Ao largo da costa da Papua Nova Guiné, os cientistas descobriram um campo hidrotermal até então desconhecido, no qual dois processos diferentes ocorrem simultaneamente: fluidos hidrotermais sobem do fundo do mar, enquanto quantidades invulgarmente grandes de metano e outros hidrocarbonetos escapam dos sedimentos. Esta combinação não foi documentada em nenhum outro lugar. O local está localizado a cerca de 1.300 metros de profundidade nas encostas de um monte submarino cônico no oeste do Oceano Pacífico, perto da Ilha Lihir, em Papua Nova Guiné.
Os resultados foram recentemente descritos em relatório científico.
ROV traz surpresas
“Na verdade, temos uma abertura quente borbulhante próxima a uma infiltração de gás frio, uma combinação que nunca foi descrita antes”, disse o Dr. Philipp Brandl, geólogo marinho do Centro GEOMAR Helmholtz para Pesquisa Oceânica em Kiel.

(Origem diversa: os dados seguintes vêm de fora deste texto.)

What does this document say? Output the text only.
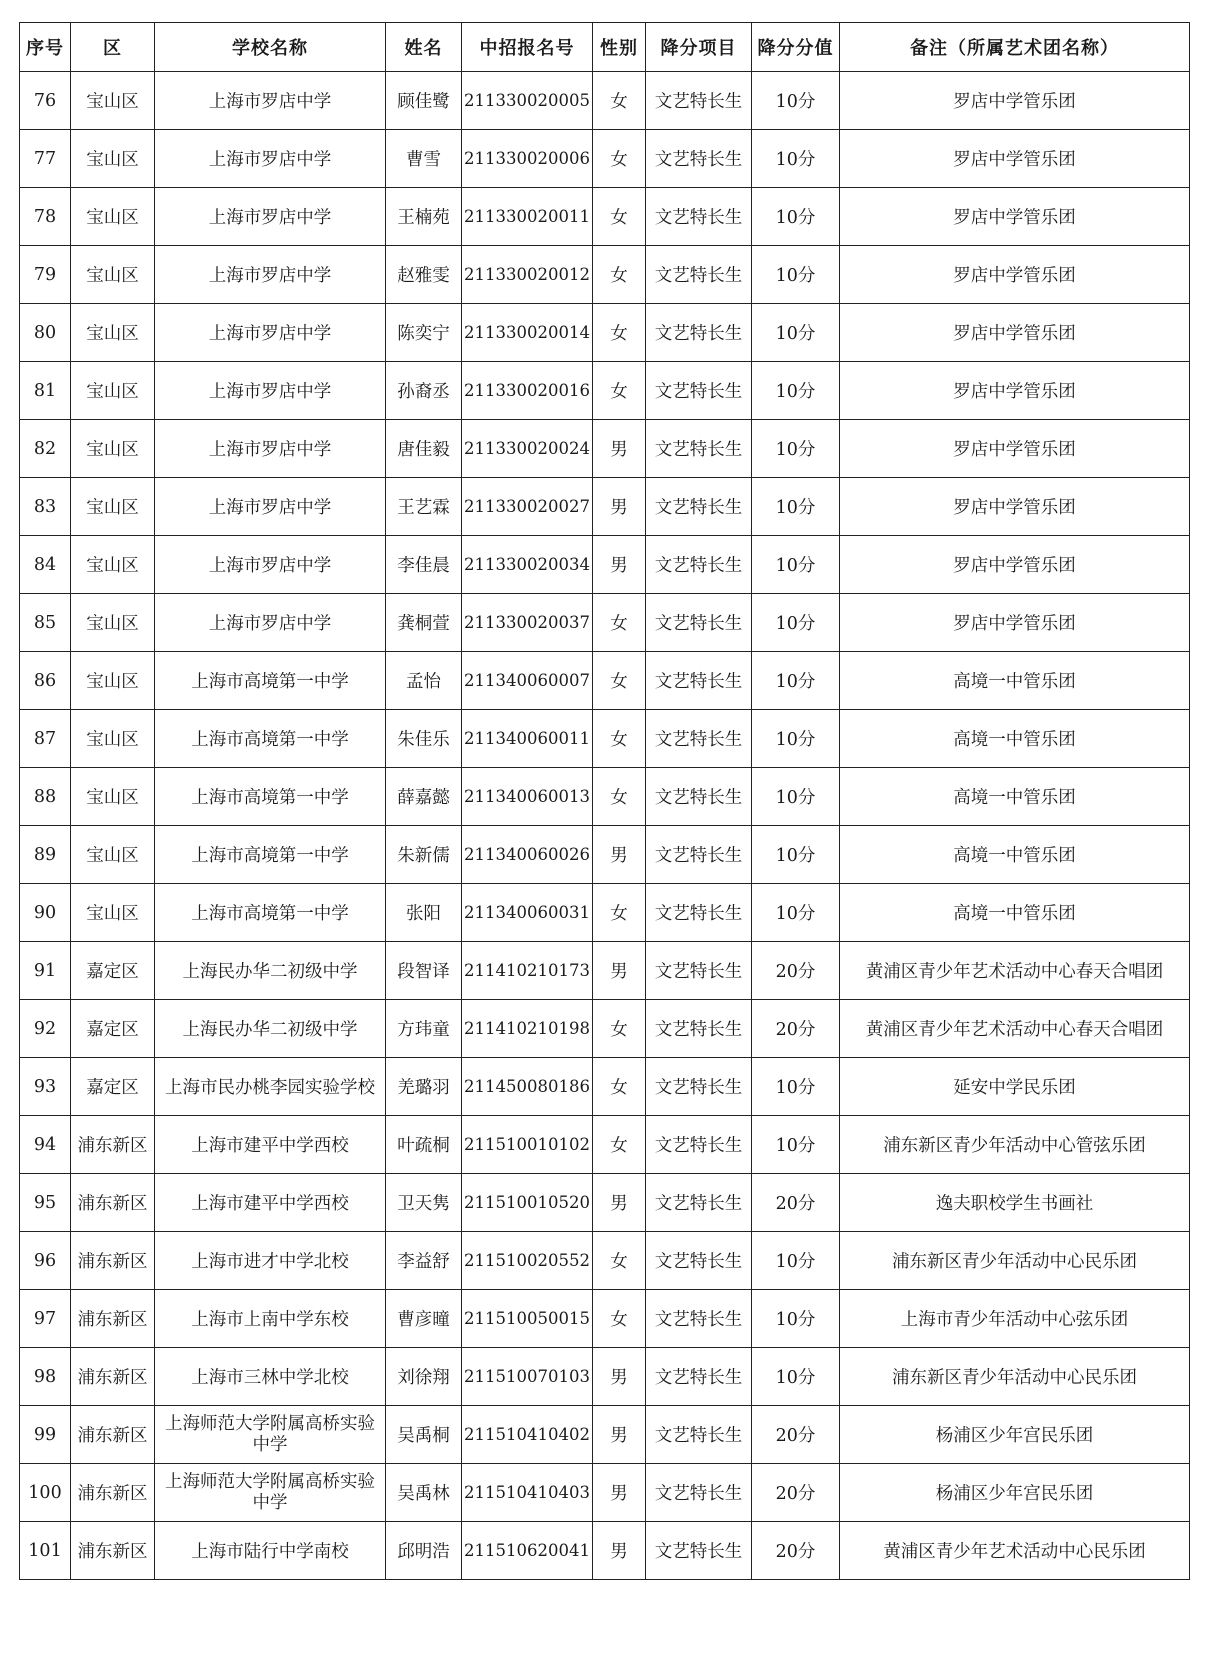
序号	区	学校名称	姓名	中招报名号	性别	降分项目	降分分值	备注（所属艺术团名称）
76	宝山区	上海市罗店中学	顾佳鹭	211330020005	女	文艺特长生	10分	罗店中学管乐团
77	宝山区	上海市罗店中学	曹雪	211330020006	女	文艺特长生	10分	罗店中学管乐团
78	宝山区	上海市罗店中学	王楠苑	211330020011	女	文艺特长生	10分	罗店中学管乐团
79	宝山区	上海市罗店中学	赵雅雯	211330020012	女	文艺特长生	10分	罗店中学管乐团
80	宝山区	上海市罗店中学	陈奕宁	211330020014	女	文艺特长生	10分	罗店中学管乐团
81	宝山区	上海市罗店中学	孙裔丞	211330020016	女	文艺特长生	10分	罗店中学管乐团
82	宝山区	上海市罗店中学	唐佳毅	211330020024	男	文艺特长生	10分	罗店中学管乐团
83	宝山区	上海市罗店中学	王艺霖	211330020027	男	文艺特长生	10分	罗店中学管乐团
84	宝山区	上海市罗店中学	李佳晨	211330020034	男	文艺特长生	10分	罗店中学管乐团
85	宝山区	上海市罗店中学	龚桐萱	211330020037	女	文艺特长生	10分	罗店中学管乐团
86	宝山区	上海市高境第一中学	孟怡	211340060007	女	文艺特长生	10分	高境一中管乐团
87	宝山区	上海市高境第一中学	朱佳乐	211340060011	女	文艺特长生	10分	高境一中管乐团
88	宝山区	上海市高境第一中学	薛嘉懿	211340060013	女	文艺特长生	10分	高境一中管乐团
89	宝山区	上海市高境第一中学	朱新儒	211340060026	男	文艺特长生	10分	高境一中管乐团
90	宝山区	上海市高境第一中学	张阳	211340060031	女	文艺特长生	10分	高境一中管乐团
91	嘉定区	上海民办华二初级中学	段智译	211410210173	男	文艺特长生	20分	黄浦区青少年艺术活动中心春天合唱团
92	嘉定区	上海民办华二初级中学	方玮童	211410210198	女	文艺特长生	20分	黄浦区青少年艺术活动中心春天合唱团
93	嘉定区	上海市民办桃李园实验学校	羌璐羽	211450080186	女	文艺特长生	10分	延安中学民乐团
94	浦东新区	上海市建平中学西校	叶疏桐	211510010102	女	文艺特长生	10分	浦东新区青少年活动中心管弦乐团
95	浦东新区	上海市建平中学西校	卫天隽	211510010520	男	文艺特长生	20分	逸夫职校学生书画社
96	浦东新区	上海市进才中学北校	李益舒	211510020552	女	文艺特长生	10分	浦东新区青少年活动中心民乐团
97	浦东新区	上海市上南中学东校	曹彦曈	211510050015	女	文艺特长生	10分	上海市青少年活动中心弦乐团
98	浦东新区	上海市三林中学北校	刘徐翔	211510070103	男	文艺特长生	10分	浦东新区青少年活动中心民乐团
99	浦东新区	上海师范大学附属高桥实验中学	吴禹桐	211510410402	男	文艺特长生	20分	杨浦区少年宫民乐团
100	浦东新区	上海师范大学附属高桥实验中学	吴禹林	211510410403	男	文艺特长生	20分	杨浦区少年宫民乐团
101	浦东新区	上海市陆行中学南校	邱明浩	211510620041	男	文艺特长生	20分	黄浦区青少年艺术活动中心民乐团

Ele é o cientista-chefe da expedição SONNE SO299 DYNAMET, que conduziu um levantamento da cadeia de ilhas Tabar-Lishir-Tanga-Fenni em 2023 para investigar vulcões subaquáticos (montes submarinos) na área.
“Ninguém realmente esperava encontrar um campo hidrotérmico aqui, muito menos um campo tão especial”, acrescentou Brandl. Missões anteriores mostraram sinais de atividade hidrotérmica limitada, mas a área passou despercebida durante vários cruzeiros de pesquisa anteriores. Somente quando a equipe implantou o ROV Kiel 6000 é que as características incomuns do local ficaram claras. “Foi uma verdadeira surpresa”, disse Brandl, “especialmente para aqueles de nós que já trabalharam nesta área muitas vezes”.
Sistema híbrido de ventilação quente e fria
As fontes hidrotermais e as infiltrações de metano aparecem frequentemente em vários locais do fundo do mar. Neste caso, contudo, o seu espaçamento próximo é causado pela composição especial dos montes submarinos cónicos. Subjacentes ao edifício vulcânico estão espessas camadas de sedimentos ricos em material orgânico. O magma ascendente aquece essas camadas enterradas, produzindo metano e outros hidrocarbonetos. Ao mesmo tempo, o calor gerado pelo magma empurra fluidos quimicamente ricos para cima até saírem do fundo do mar como fontes hidrotermais.
Os fluidos aquecidos vindos de baixo e o gás mais frio carregado de metano dos sedimentos movem-se para cima pelos mesmos caminhos. Como resultado, água quente e gás frio borbulham do fundo do oceano a apenas alguns centímetros de distância.
Um habitat diferente de qualquer outro lugar
Este arranjo incomum cria um ambiente de águas profundas inteiramente novo que sustenta comunidades biológicas extremamente diversas. As rochas são densamente cobertas por mexilhões Bathymodiolus, vermes tubulares, camarões, anfípodes e pepinos-do-mar roxos brilhantes. “Em alguns lugares, você não consegue ver uma única rocha porque tudo é densamente povoado”, disse Brandl. “Acreditamos que algumas espécies ainda não foram descritas. No entanto, são necessárias expedições dedicadas para estudar completamente este habitat único.”
A equipe de pesquisa e observador local Stanis Konabe, da Universidade de Papua Nova Guiné, batizou o local de “Karambusel” devido à abundância de mexilhões na área. Na língua Tok Pisin, a palavra significa “mexilhão”.
Vestígios de metais preciosos em rochas
A mistura incomum de gases de Kalambusser afeta o ecossistema e as características geológicas do campo de ventilação. Contendo mais de 80% de metano, os fluidos quentes que sobem de baixo criam condições químicas únicas no subsolo. Ouro e prata, bem como arsênico, antimônio e mercúrio, acumulam-se nas rochas circundantes. Esses minerais indicam que a área já experimentou atividade hidrotérmica de alta temperatura que depositou metais preciosos, embora a atividade atual seja mais fria.
Ameaças de atividades humanas
Embora a geologia e a biologia do local sejam notáveis, ele enfrenta riscos significativos. As operações de mineração começaram nas proximidades, como a mina de ouro Ladoram de Lihir, com resíduos sendo despejados no oceano. Licenças adicionais de exploração de minerais e hidrocarbonetos do fundo do mar já estão em vigor. Estas atividades representam uma ameaça ao frágil ecossistema e aos organismos que dele dependem.
Os pesquisadores pedem uma investigação mais aprofundada da área e um planejamento espacial marinho cuidadoso e medidas de conservação para proteger o local. Philipp Brandl disse: “Descobrimos um tesouro inesperado de biodiversidade no campo Kalambusser, que precisa ser protegido antes que os interesses económicos o destruam”.